O Corpo (suspense)

Eu estava lá. Vi tudo. Nenhum detalhe escapou de minha visão. Exceto...
   Exceto...
   Não, não podia ser. Eu me lembro de tudo. Ou pelo menos deveria me lembrar. Afinal, o álcool não estava em seu mais perverso efeito. Estava? Não, eu não estava assim tão bêbado ao ponto de não lembrar nem mesmo meu nome. Que ridículo!
   É... Eu estava... Estou... Como num dia normal. Perfeitamente bem.
   Eu estou mentindo.
   Minha cabeça gira e eu fico zonzo, bile sobe pela minha garganta, queimando, um gosto acre, e eu tenho vontade de chorar. A visão escurece de novo e eu procuro um lugar para sentar. Ouço vozes. Enterro as mãos na cabeça, querendo apagar e afastar esses fantasmas. Sinto algo viscoso. É sangue na minha mão?
   Oh, porra! Eu não deveria ter bebido tanto. Não deveria ter transado com nenhum daqueles homens no bar. Não deveria ter brigado por meu dinheiro roubado... Sexo não deveria valer dinheiro, não é mesmo? Mas vale. E eu faço questão de cobrar.
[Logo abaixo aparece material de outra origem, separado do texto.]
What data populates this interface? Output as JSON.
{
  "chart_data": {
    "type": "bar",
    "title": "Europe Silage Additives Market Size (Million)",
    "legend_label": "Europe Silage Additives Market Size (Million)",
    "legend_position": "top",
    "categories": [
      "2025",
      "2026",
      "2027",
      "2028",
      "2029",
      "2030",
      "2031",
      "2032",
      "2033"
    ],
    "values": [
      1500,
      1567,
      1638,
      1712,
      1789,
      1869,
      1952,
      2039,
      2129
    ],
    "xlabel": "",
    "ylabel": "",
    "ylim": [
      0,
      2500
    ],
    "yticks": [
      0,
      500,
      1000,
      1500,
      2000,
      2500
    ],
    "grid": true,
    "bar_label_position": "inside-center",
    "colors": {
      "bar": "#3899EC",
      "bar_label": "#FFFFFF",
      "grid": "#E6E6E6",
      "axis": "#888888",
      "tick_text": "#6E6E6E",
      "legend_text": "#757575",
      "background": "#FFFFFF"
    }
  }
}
   De qualquer forma, eu estava lá, caído ao lado da grande placa que anunciava imóveis chiques em uma parte da cidade que eu passava apenas para satisfazer meus clientes. Minha visão turva me permitia ver o maldito modelo bonito do anúncio, com uma chave na mão como que dizendo "você merece tudo isso". O mais irritante é seu sorriso. Caralho, que sorriso lindo. Eu daria tudo para que ele estivesse sorrindo comigo, na cama, depois de gozar. Mas ele está zombando de mim, de minha desgraça. Você merece tudo isso... Por que, porra, eu mereço estar aqui?
   Estou sozinho, no meio do nada, bêbado e com o cu cheio de sêmen. Sem coragem de voltar pra casa. Sem coragem de enfrentar meu namorado que já havia mandado centenas de áudios e mensagens de texto, preocupado. Se desculpando. Mensagens que ignorei enquanto estava sóbrio. Ele mereceu... Não mereceu?
   Agora, já não havia mais o que esconder. Não com os policiais à minha frente. Eles sabem de tudo. Foram eles que me encontraram desacordado, sangrando nas têmporas, com as calças abaixadas até os tornozelos. Ao lado do corpo.
   O corpo.
   Eu não estava totalmente sozinho.
   Cada vez que eu penso naquele homem imóvel ao meu lado um calafrio percorre minha espinha, eriçando meus pêlos.
   Eu não podia gritar porque minha garganta doía. Eu quero gritar. Não podia correr porque as calças arriadas prendiam minhas pernas. Eu quero correr. E eu não tinha forças para... Bom, estou sem forças para nada.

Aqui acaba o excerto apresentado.